America Makes announced the Delta Qualification project call in April 2023, with the project’s full title being “Demonstration of Novel Methods for Effective AM Process Qualification/Re-Qualification”. In America Makes’ announcement for the project call, “the Red Team” (Topic 3) description solicited responses for “an approach that includes a metal AM process-specific team to serve as subject matter experts to collect and harmonize AM standards”. Respondents were also asked to “provide a map” that will allow standards organizations to update the language used in future AM process qualification.
For TEAM RED, TBGA has joined forces with SAE International (formerly the Society of Automotive Engineers), as well as an advisory panel that includes representatives from Carnegie Mellon University (CMU), BlueForge Alliance (BFA), Sandia National Laboratories, and NASA. TEAM RED will also be working with the six other recipients of the Delta Qualification awards, four of which are members of AM Forward.
John Barnes’ enthusiasm for the esoteric ins and outs of AM standardization could be why this is at least the third DoD contract for TBGA and its efforts this year: back in April, DoD awarded the consultancy nearly $2 million for a project to help develop a resilient AM ecosystem (the Resilient Manufacturing Ecosystem (RME) project). TBGA’s role in helping to create the Neighborhood 91 AM campus, which shares space with the Pittsburgh International Airport, was integral to that first contract, and Neighborhood 91 will presumably play a role in TEAM RED’s work, too. The RME project got another huge boost last week, when it was awarded $10 million via passage of the defense appropriations bill.

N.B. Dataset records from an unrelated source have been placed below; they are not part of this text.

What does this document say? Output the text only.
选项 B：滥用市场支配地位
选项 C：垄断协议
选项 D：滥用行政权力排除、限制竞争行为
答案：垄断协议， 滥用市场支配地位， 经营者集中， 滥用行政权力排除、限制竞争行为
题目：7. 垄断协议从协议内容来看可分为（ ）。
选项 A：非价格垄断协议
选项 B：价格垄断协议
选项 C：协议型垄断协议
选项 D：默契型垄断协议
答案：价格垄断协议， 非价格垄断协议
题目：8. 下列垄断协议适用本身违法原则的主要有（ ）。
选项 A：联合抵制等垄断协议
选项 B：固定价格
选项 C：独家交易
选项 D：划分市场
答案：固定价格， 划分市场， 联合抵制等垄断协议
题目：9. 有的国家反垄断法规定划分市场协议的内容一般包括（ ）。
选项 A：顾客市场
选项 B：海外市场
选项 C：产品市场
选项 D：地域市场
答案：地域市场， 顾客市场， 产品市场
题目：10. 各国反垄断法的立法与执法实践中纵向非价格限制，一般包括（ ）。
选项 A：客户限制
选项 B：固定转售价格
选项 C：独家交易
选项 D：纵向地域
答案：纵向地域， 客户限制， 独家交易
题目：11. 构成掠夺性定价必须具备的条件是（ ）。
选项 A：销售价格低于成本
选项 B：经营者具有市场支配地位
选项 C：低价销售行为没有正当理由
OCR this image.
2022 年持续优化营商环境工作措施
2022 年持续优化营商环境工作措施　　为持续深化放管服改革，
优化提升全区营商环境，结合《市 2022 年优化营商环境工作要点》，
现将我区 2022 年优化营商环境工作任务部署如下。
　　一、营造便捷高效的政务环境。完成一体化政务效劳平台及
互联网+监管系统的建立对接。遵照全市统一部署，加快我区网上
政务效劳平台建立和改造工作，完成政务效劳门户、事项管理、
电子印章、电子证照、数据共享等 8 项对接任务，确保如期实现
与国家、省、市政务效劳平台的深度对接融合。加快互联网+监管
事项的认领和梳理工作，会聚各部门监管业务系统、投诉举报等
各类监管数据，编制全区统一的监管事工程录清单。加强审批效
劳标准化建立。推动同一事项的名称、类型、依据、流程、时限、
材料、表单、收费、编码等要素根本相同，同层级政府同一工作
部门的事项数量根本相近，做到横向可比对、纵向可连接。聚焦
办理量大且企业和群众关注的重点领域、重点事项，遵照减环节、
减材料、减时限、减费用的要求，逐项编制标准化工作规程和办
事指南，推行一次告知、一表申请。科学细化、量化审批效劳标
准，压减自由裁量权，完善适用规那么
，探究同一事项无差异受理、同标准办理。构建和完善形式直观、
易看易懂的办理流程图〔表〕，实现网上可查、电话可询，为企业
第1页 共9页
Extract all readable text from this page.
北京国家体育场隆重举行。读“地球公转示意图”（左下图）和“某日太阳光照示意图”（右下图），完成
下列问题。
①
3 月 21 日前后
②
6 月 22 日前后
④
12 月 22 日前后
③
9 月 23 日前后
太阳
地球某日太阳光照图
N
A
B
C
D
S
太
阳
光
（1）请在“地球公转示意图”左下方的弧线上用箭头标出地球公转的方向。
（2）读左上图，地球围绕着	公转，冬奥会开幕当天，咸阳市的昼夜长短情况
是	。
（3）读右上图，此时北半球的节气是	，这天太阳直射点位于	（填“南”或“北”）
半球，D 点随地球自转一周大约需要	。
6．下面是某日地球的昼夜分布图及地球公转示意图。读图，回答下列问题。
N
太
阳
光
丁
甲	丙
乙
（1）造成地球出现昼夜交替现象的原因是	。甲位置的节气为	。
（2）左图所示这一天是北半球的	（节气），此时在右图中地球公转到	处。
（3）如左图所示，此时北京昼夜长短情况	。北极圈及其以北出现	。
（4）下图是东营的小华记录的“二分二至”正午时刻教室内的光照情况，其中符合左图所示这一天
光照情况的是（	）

Anyone who doesn’t think that a US government-backed scale up of AM is already in full swing isn’t paying close attention to AM sector news. In the first place, there are the huge rounds of contracts like those announced in the last couple of weeks by DoD and the Department of Energy (DOE). Secondly, there is the great accumulation of all the “little” contracts like these that will have longstanding impacts far beyond their nominal dollar amount.
With this in mind, it must be stressed, as I did in a post from last week, that you can’t judge what an organization as large as the DoD is doing on an example-by-example basis, but rather must take into account what it does over the span of quarters and years. By that metric, anyone who stands back and reflects on what the DoD has done with AM over the last decade can only conclude that a technology buildup has been successfully executed. Widespread commercialization is the only logical next step.